Abstract

Abstract Introduction/Objective Diagnosis of hereditary paraganglioma-pheochromocytoma syndrome (H-PGL/PCC-S) should be suspected in individuals with pheochromocytoma or paraganglioma, especially those with multifocal lesions, positive family history, or early-onset disease. Recent studies suggest one-third to half of these patients have germline/syndromic associations. We present a challenging case wherein a 44-year-old female with high-risk factors, multiple paragangliomas, and bilateral pheochromocytomas did not have any identifiable syndromic involvement. Methods/Case Report Patient presented seven years ago with epigastric pain, weight loss of 50lbs, and chronic diarrhea. Endoscopic ultrasound revealed 2cm hypoechoic mass behind pancreas, diagnosed as neuroendocrine tumor on fine-needle aspiration.
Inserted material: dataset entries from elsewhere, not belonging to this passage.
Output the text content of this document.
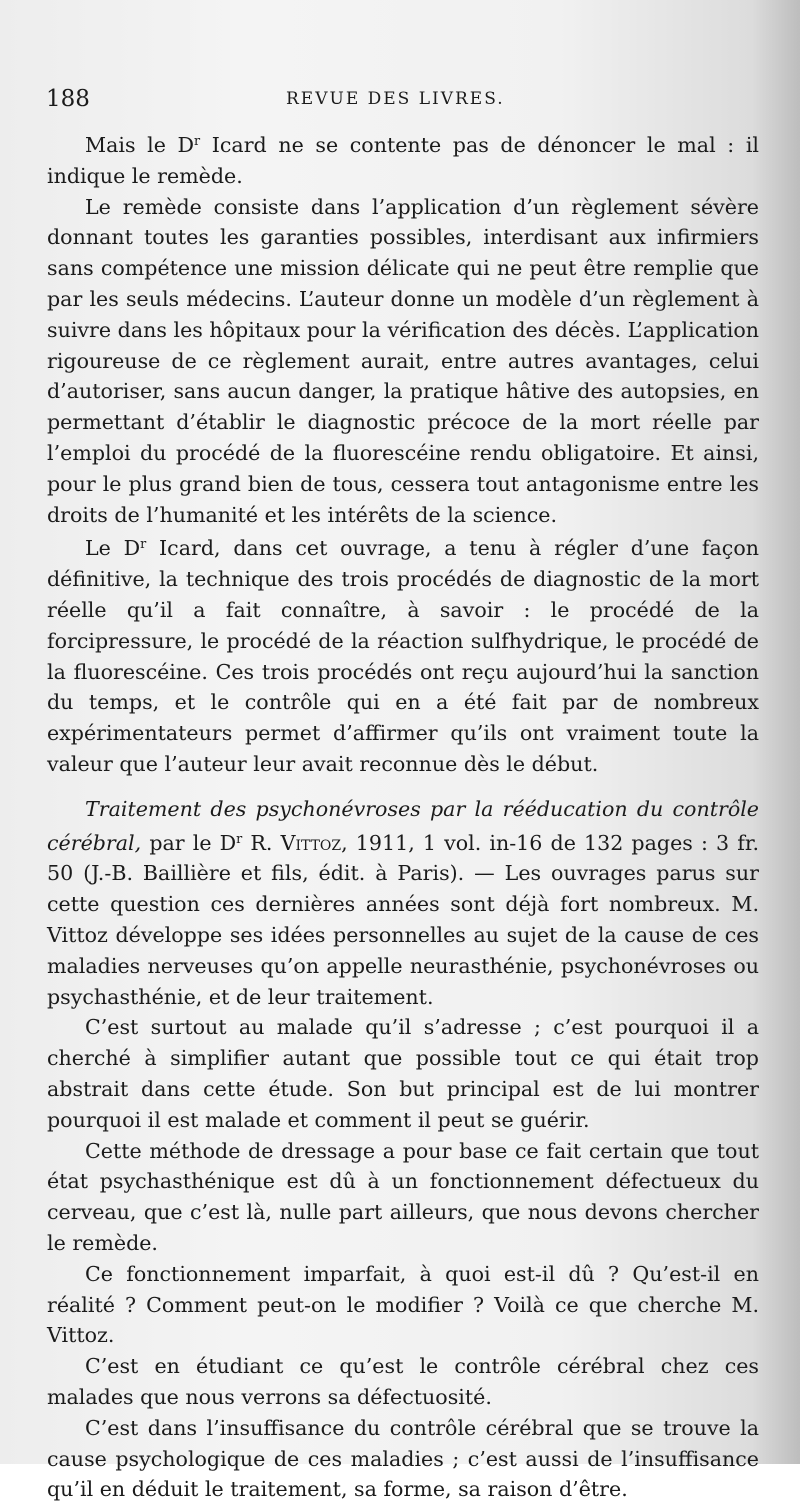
188	REVUE DES LIVRES.

Mais le $D^r$ Icard ne se contente pas de dénoncer le mal : il indique le remède.

Le remède consiste dans l’application d’un règlement sévère donnant toutes les garanties possibles, interdisant aux infirmiers sans compétence une mission délicate qui ne peut être remplie que par les seuls médecins. L’auteur donne un modèle d’un règlement à suivre dans les hôpitaux pour la vérification des décès. L’application rigoureuse de ce règlement aurait, entre autres avantages, celui d’autoriser, sans aucun danger, la pratique hâtive des autopsies, en permettant d’établir le diagnostic précoce de la mort réelle par l’emploi du procédé de la fluorescéine rendu obligatoire. Et ainsi, pour le plus grand bien de tous, cessera tout antagonisme entre les droits de l’humanité et les intérêts de la science.

Le $D^r$ Icard, dans cet ouvrage, a tenu à régler d’une façon définitive, la technique des trois procédés de diagnostic de la mort réelle qu’il a fait connaître, à savoir : le procédé de la forcipressure, le procédé de la réaction sulfhydrique, le procédé de la fluorescéine. Ces trois procédés ont reçu aujourd’hui la sanction du temps, et le contrôle qui en a été fait par de nombreux expérimentateurs permet d’affirmer qu’ils ont vraiment toute la valeur que l’auteur leur avait reconnue dès le début.

Traitement des psychonévroses par la rééducation du contrôle cérébral, par le $D^r$ R. Vittoz, 1911, 1 vol. in-16 de 132 pages : 3 fr. 50 (J.-B. Baillière et fils, édit. à Paris). — Les ouvrages parus sur cette question ces dernières années sont déjà fort nombreux. M. Vittoz développe ses idées personnelles au sujet de la cause de ces maladies nerveuses qu’on appelle neurasthénie, psychonévroses ou psychasthénie, et de leur traitement.

C’est surtout au malade qu’il s’adresse ; c’est pourquoi il a cherché à simplifier autant que possible tout ce qui était trop abstrait dans cette étude. Son but principal est de lui montrer pourquoi il est malade et comment il peut se guérir.

Cette méthode de dressage a pour base ce fait certain que tout état psychasthénique est dû à un fonctionnement défectueux du cerveau, que c’est là, nulle part ailleurs, que nous devons chercher le remède.

Ce fonctionnement imparfait, à quoi est-il dû ? Qu’est-il en réalité ? Comment peut-on le modifier ? Voilà ce que cherche M. Vittoz.

C’est en étudiant ce qu’est le contrôle cérébral chez ces malades que nous verrons sa défectuosité.

C’est dans l’insuffisance du contrôle cérébral que se trouve la cause psychologique de ces maladies ; c’est aussi de l’insuffisance qu’il en déduit le traitement, sa forme, sa raison d’être.
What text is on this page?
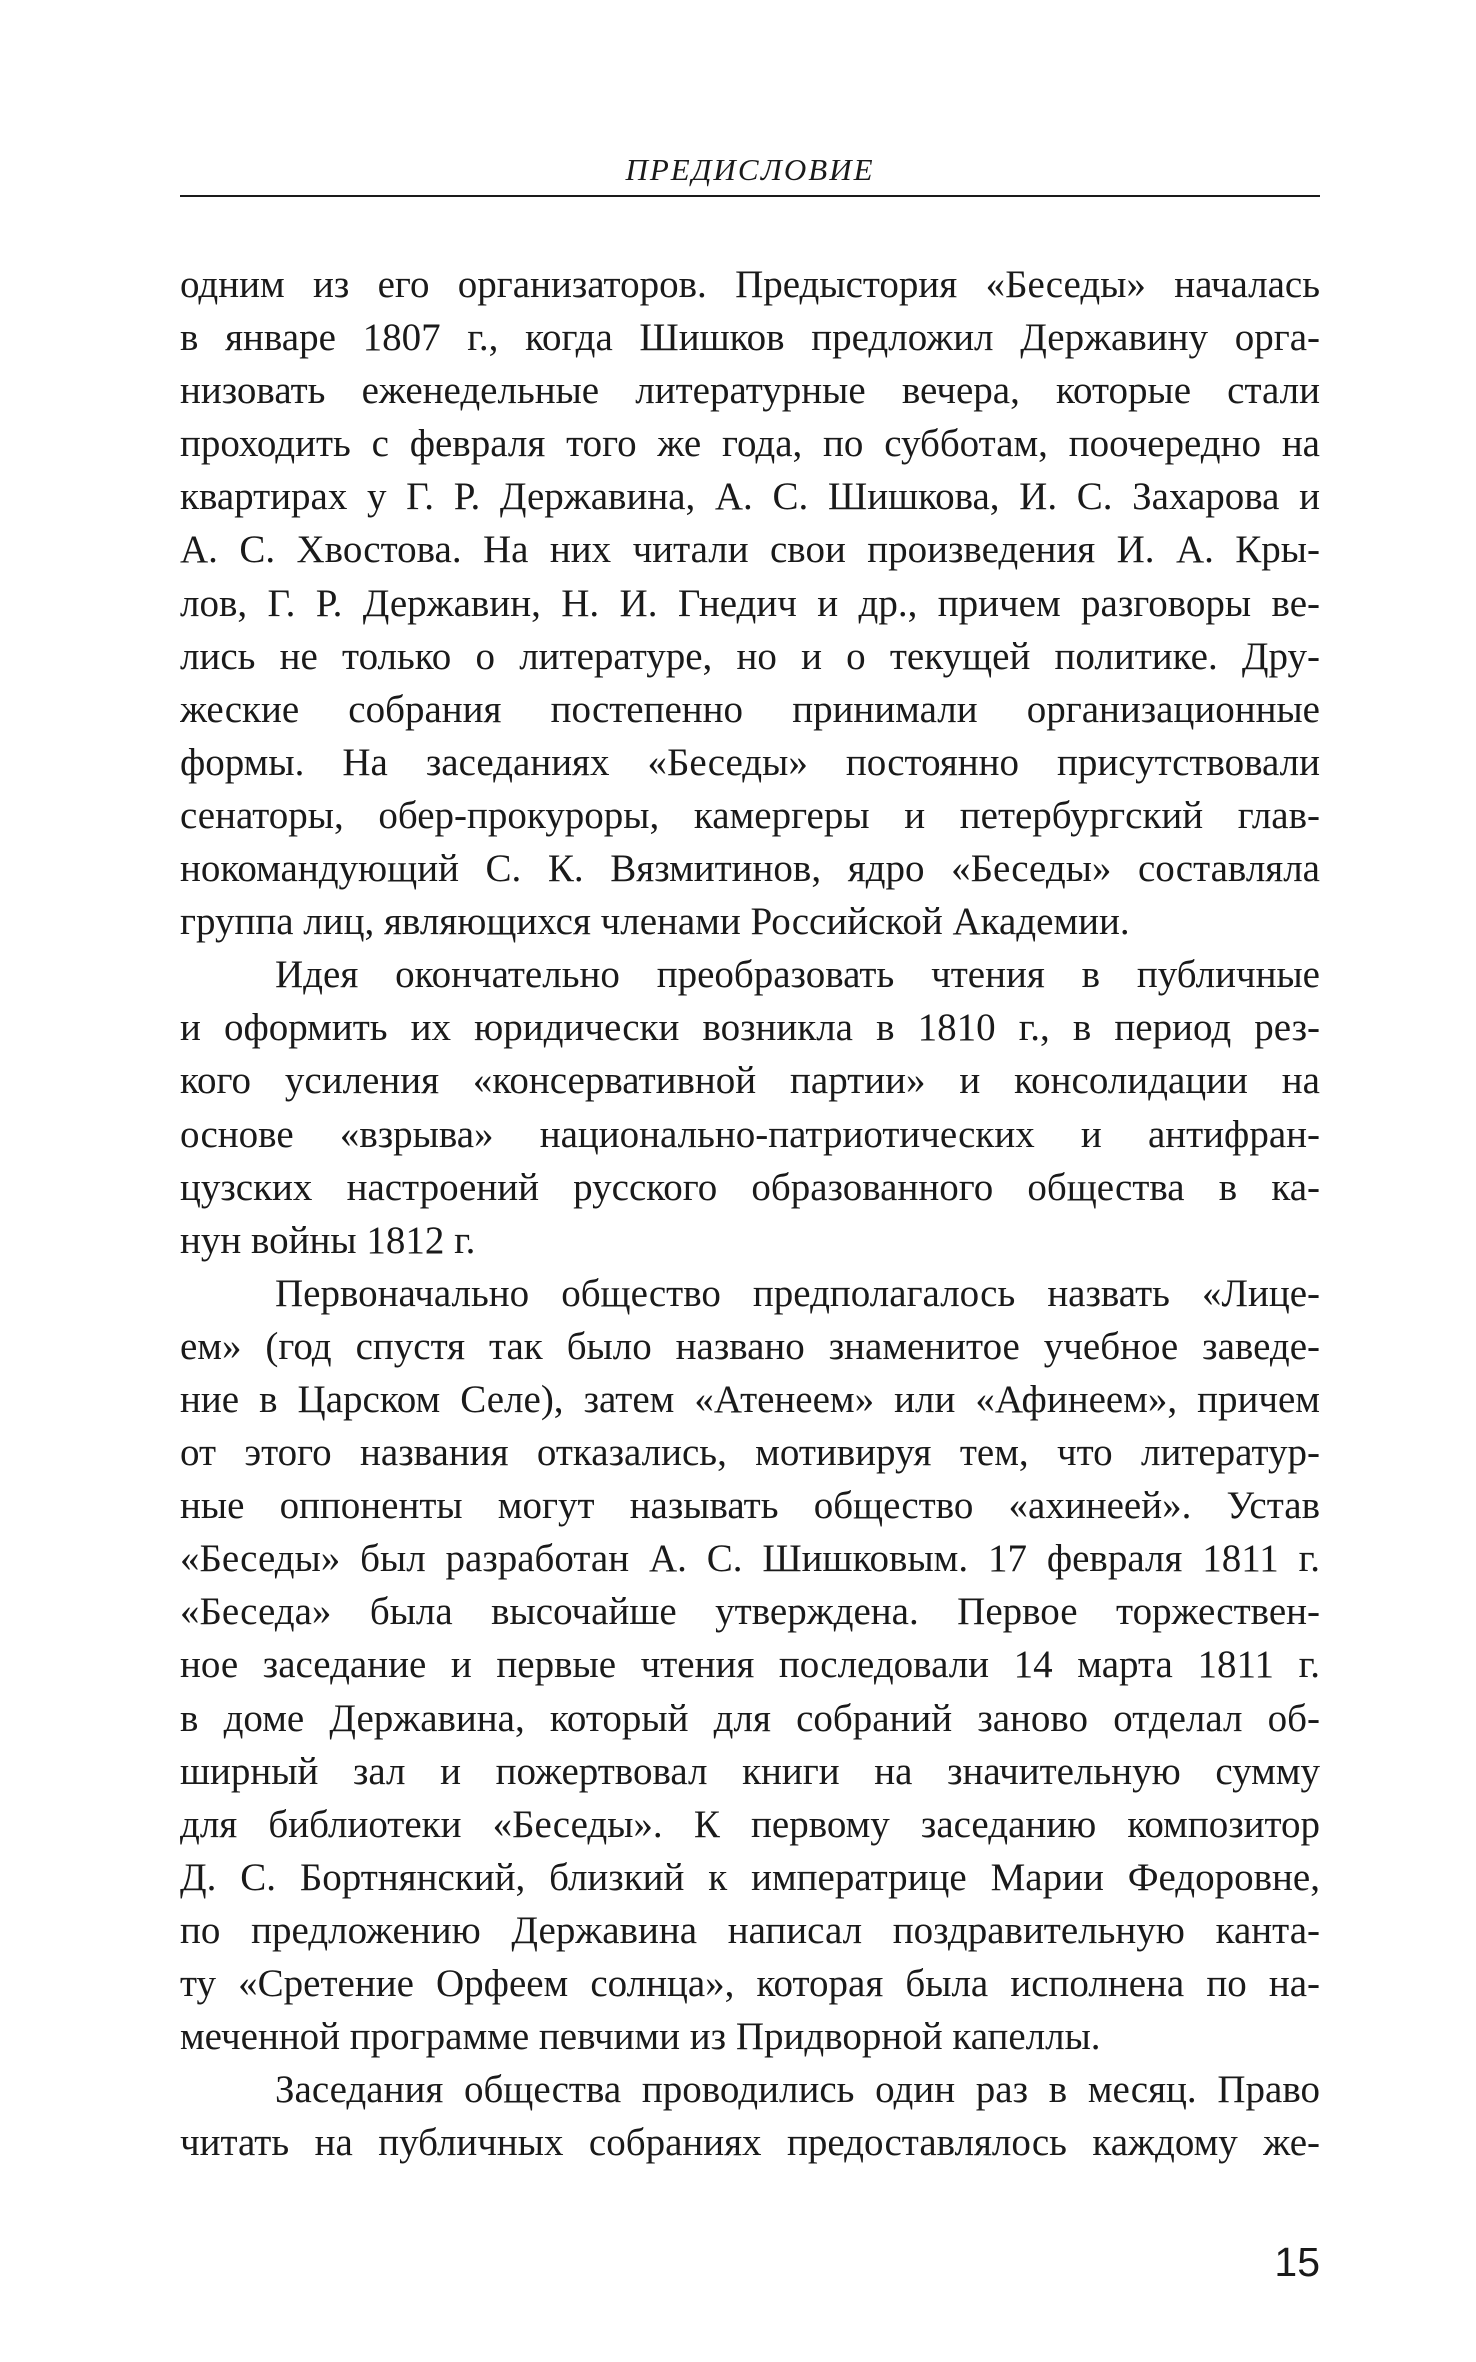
ПРЕДИСЛОВИЕ
одним из его организаторов. Предыстория «Беседы» началась
в январе 1807 г., когда Шишков предложил Державину орга-
низовать еженедельные литературные вечера, которые стали
проходить с февраля того же года, по субботам, поочередно на
квартирах у Г. Р. Державина, А. С. Шишкова, И. С. Захарова и
А. С. Хвостова. На них читали свои произведения И. А. Кры-
лов, Г. Р. Державин, Н. И. Гнедич и др., причем разговоры ве-
лись не только о литературе, но и о текущей политике. Дру-
жеские собрания постепенно принимали организационные
формы. На заседаниях «Беседы» постоянно присутствовали
сенаторы, обер-прокуроры, камергеры и петербургский глав-
нокомандующий С. К. Вязмитинов, ядро «Беседы» составляла
группа лиц, являющихся членами Российской Академии.
Идея окончательно преобразовать чтения в публичные
и оформить их юридически возникла в 1810 г., в период рез-
кого усиления «консервативной партии» и консолидации на
основе «взрыва» национально-патриотических и антифран-
цузских настроений русского образованного общества в ка-
нун войны 1812 г.
Первоначально общество предполагалось назвать «Лице-
ем» (год спустя так было названо знаменитое учебное заведе-
ние в Царском Селе), затем «Атенеем» или «Афинеем», причем
от этого названия отказались, мотивируя тем, что литератур-
ные оппоненты могут называть общество «ахинеей». Устав
«Беседы» был разработан А. С. Шишковым. 17 февраля 1811 г.
«Беседа» была высочайше утверждена. Первое торжествен-
ное заседание и первые чтения последовали 14 марта 1811 г.
в доме Державина, который для собраний заново отделал об-
ширный зал и пожертвовал книги на значительную сумму
для библиотеки «Беседы». К первому заседанию композитор
Д. С. Бортнянский, близкий к императрице Марии Федоровне,
по предложению Державина написал поздравительную канта-
ту «Сретение Орфеем солнца», которая была исполнена по на-
меченной программе певчими из Придворной капеллы.
Заседания общества проводились один раз в месяц. Право
читать на публичных собраниях предоставлялось каждому же-
15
Subsequent SPECT-CT and MRI revealed multiple intra-abdominal lesions, including bilateral adrenal-lesions (right 2cm; left 1.6cm), 2.2cm aortocaval-lesion, and multifocal retroperitoneal lesions, consistent with paragangliomas, gradually increasing in size on follow-up imaging. She also developed intermittent palpitations, flushing, and blood pressure fluctuations. Additionally, multiple thyroid nodules were identified on subsequent ultrasound imaging, suspicious for malignancy on both cytology and Afirma studies. Exploratory laparotomy with left para-adrenal, right infra-renal, and aortocaval nodule-excisions revealed nested tumor cells with abundant granular purple cytoplasm, round central nuclei, prominent nucleoli, diagnosed as moderate to poorly differentiated extra-adrenal paragangliomas with increased metastatic risk based on PASS and GAPP-scoring systems. Additionally, right adrenalectomy revealed pheochromocytoma with 7/20 PASS-score and 4/10 GAPP-score suggesting increased metastatic risk. Results (if a Case Study enter NA) NA Conclusion Young age, strong family-history, multiple high-grade paragangliomas, pheochromocytomas, and suspicious thyroid nodules raise concerns for syndromic association. Multitude of autosomal-dominant syndromes, including paraganglioma-syndromes (PGL1-to PGL5), VHL, MEN2A, MEN2B, and NF1, have been reported. Genes identified in these syndromes include SDHA, SDHB, SDHC, SDHD, SDHAF2, MAX, TMEM127, VHL, NF1, RET, FH, and KIF1B. However, no mutations were identified, thus creating a dilemma in risk-stratification. This leaves out only two considerations: either sporadic PGL/PCC or a yet unidentified genetic-mutation.